Hildenerin zaubert mit ihrer Tastatur
Sabine Theisen-Schwede lehrt bundesweit eine besondere Methode des Zehn-Finger-Schreibens.
Hilden. Ober- und Unterarm sind in einer 90 Grad-Position angewinkelt, die Finger liegen mit dem „Bruce-Lee-Krallengriff“ vom Buchstaben A bis Ö auf der Tastatur. So sieht die Grundhaltung für das richtige Zehnfingerschreiben aus. Sabine Theisen-Schwede (54), Inhaberin der Firma „Die Zehnfinger-Techniker“, beherrscht die Methode, seit sie elf Jahre alt ist. Gelernt hat sie sie, als ihre Mutter sie beim Stenographie-Verein anmeldete, weil sie als Mädchen gerne kleinere Geschichten schrieb. Dass sie das dann selbst einmal lehren würde, konnte sie da nicht ahnen.
Anfangs nutze die gelernte Anwaltsgehilfen noch die Schreibmaschine. Als IHK-geprüfte Sekretärin tippte sie in den frühen 1990er Jahren auf dem Computer. „Ich gehöre zur Goldgräber-Generation, als Computer die Arbeitswelt veränderten“, erzählt sie. Aus dieser Entwicklung heraus fand sie für sich eine neue Berufung, machte sich 1996 deshalb als Trainerin und Unternehmensberaterin für DV- und Büroorganisation selbstständig.
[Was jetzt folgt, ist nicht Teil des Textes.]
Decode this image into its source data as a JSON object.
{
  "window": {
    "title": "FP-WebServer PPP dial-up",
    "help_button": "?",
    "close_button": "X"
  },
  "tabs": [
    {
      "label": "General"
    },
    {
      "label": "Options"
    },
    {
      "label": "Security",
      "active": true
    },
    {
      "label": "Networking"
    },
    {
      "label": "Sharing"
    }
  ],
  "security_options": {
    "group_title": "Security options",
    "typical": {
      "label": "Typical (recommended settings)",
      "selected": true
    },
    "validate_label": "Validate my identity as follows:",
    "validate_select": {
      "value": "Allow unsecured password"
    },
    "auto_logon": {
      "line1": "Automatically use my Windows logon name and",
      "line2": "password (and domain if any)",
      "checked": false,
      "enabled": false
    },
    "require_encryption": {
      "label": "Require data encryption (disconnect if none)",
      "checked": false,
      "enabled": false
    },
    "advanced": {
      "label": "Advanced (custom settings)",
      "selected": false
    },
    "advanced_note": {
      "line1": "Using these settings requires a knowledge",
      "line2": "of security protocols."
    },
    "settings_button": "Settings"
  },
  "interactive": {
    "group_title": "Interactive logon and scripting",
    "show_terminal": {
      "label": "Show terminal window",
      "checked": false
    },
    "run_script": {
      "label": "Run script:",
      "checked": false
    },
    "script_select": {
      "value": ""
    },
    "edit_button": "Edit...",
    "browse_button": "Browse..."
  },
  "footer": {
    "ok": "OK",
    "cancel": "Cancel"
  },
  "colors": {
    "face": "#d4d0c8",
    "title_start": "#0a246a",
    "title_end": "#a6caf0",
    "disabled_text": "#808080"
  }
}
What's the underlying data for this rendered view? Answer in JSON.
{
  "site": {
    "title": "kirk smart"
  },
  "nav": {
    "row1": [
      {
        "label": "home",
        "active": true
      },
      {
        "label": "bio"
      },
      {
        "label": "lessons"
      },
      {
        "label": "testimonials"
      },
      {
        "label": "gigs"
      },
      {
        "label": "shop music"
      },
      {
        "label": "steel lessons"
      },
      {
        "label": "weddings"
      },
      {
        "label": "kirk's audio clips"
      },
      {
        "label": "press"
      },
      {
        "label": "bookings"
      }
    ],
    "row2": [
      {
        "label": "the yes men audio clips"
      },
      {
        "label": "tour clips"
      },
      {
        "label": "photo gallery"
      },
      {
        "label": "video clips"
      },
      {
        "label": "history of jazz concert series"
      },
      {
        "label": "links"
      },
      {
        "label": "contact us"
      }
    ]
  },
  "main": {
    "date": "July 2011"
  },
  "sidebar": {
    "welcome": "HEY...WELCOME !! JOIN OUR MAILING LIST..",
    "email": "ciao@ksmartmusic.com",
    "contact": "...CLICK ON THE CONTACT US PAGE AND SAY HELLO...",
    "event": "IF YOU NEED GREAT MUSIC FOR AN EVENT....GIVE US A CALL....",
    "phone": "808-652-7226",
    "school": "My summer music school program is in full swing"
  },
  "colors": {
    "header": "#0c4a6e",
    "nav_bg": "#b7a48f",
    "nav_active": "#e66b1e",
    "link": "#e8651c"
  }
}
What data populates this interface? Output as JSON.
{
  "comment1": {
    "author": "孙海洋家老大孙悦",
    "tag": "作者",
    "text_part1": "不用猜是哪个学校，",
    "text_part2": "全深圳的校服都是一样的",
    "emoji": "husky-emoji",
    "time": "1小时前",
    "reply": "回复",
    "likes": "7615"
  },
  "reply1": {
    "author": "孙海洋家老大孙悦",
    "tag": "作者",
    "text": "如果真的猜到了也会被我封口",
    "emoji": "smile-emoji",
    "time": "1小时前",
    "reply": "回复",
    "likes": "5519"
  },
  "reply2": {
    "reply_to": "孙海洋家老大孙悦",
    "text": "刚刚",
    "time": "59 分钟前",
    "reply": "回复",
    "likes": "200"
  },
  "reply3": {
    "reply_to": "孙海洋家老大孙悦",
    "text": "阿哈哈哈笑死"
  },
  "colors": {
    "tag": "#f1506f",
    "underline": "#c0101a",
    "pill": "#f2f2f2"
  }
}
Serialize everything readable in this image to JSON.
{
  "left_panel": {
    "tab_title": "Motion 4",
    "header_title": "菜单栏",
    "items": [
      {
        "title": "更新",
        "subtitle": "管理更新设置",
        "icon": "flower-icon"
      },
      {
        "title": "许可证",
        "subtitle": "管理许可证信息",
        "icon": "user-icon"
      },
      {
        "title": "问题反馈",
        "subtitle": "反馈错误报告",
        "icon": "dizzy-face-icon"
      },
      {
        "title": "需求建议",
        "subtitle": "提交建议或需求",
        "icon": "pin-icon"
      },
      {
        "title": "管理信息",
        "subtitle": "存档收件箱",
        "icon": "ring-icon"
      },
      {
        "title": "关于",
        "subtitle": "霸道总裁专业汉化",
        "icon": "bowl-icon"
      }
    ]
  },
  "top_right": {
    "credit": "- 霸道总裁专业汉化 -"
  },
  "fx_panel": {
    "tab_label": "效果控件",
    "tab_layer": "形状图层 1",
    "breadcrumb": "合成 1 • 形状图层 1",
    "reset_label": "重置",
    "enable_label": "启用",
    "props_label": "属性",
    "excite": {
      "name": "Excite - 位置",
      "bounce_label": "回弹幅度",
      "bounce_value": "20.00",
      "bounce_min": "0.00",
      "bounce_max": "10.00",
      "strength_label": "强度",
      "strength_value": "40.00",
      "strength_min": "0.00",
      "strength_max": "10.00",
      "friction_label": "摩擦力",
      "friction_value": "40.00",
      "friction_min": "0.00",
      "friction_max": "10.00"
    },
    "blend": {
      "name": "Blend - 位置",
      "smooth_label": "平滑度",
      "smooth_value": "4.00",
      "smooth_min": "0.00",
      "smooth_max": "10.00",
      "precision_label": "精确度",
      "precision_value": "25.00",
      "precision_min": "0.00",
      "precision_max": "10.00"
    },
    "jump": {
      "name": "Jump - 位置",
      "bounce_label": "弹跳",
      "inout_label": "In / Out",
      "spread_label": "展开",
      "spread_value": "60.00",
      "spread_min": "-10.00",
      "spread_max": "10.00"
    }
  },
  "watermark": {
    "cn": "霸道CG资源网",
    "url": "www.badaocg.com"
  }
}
Sie berät und schult bundesweit Unternehmer, Mitarbeiter und Privatpersonen in MS-Office-Fragen sowie im IT-Bereich.
Das füllt heute noch das Arbeitsleben der verheirateten Hildenerin aus. 2003 kam das Tastenschreiben als Lehrinhalt dazu, da es immer wieder angefragt wurde. Normalerweise erlernen das Bürokaufleute in der Berufsschule. „Es gibt aber viele Quereinsteiger, die es nicht gelernt haben“, sagt Sandra Berthold, Regionalleiterin der Düsseldorfer Gruppe des Bundesverband Sekretariat und Büromanagement (bSb). Diese behelfen sich zwar meist anders. Berthold empfindet das Zehnfingersystem aber als hilfreich. Immerhin: Bis zu 340 Anschläge pro Minute schafft ein Profi fehlerfrei. Das spart Zeit.
Durch Zufall stieß Theisen-Schwede 2010 auf die multisensorische Lernmethode von Jonas Ritter, war gleich angetan. Sie erhielt die Möglichkeit, sie zu übernehmen, und entwickelte sie gemeinsam mit Ritter zu ihrer jetzigen Marke weiter. „ritter magic typing“ arbeitet nicht mit Drill, sondern mit einer Fantasy-Geschichte. Hier werden zu den 57 Zeichen Assoziationen geknüpft, die anhand der Landkarte „Tastatura“ an einem Tag gelernt werden können. Für das Verinnerlichen müsse man sich aber erst alte Rituale abgewöhnen. „Es hilft schon, wenn man die richtige Sitzposition einnimmt“, rät Theisen-Schwede, die sich in Didaktik fortbilden ließ und die Prozesse, die beim Lernen im Gehirn ablaufen, genau kennt.
„Wir sind schon schräg. Das wissen wir auch“, gibt die Chefin mit einem Lachen zu. Heute übernehmen die Seminare für unterschiedliche Firmen sowie Schulen überwiegend ihre 32 Mitarbeiter bundesweit, die alle selbstständig sind. Im Hauptberuf arbeiten sie unter anderem als Legasthenie- oder Gedächtnistrainer, in der Erwachsenenbildung oder als Kinder- und Jugendcoach. Nur allein von den Seminaren finanziert sich keiner aus dem Team. Angst, dass durch die digitalisierte Welt das Zehnfingerschreiben überflüssig wird, hat die Firmenchefin nicht. „Ein Zehnfinger-Schreiber ist immer noch schneller als die modernste Technik“.
Sandra Berthold kann sich allerdings vorstellen, dass sich etwa Sprachaufzeichnungsprogramme, die Gesprochenes direkt als Text in den Computer umsetzen, etablieren. „Das gibt es schon, aber bisher sehe ich so etwas eigentlich nie in der Praxis“, sagt die ausgebildete Management-Assistentin.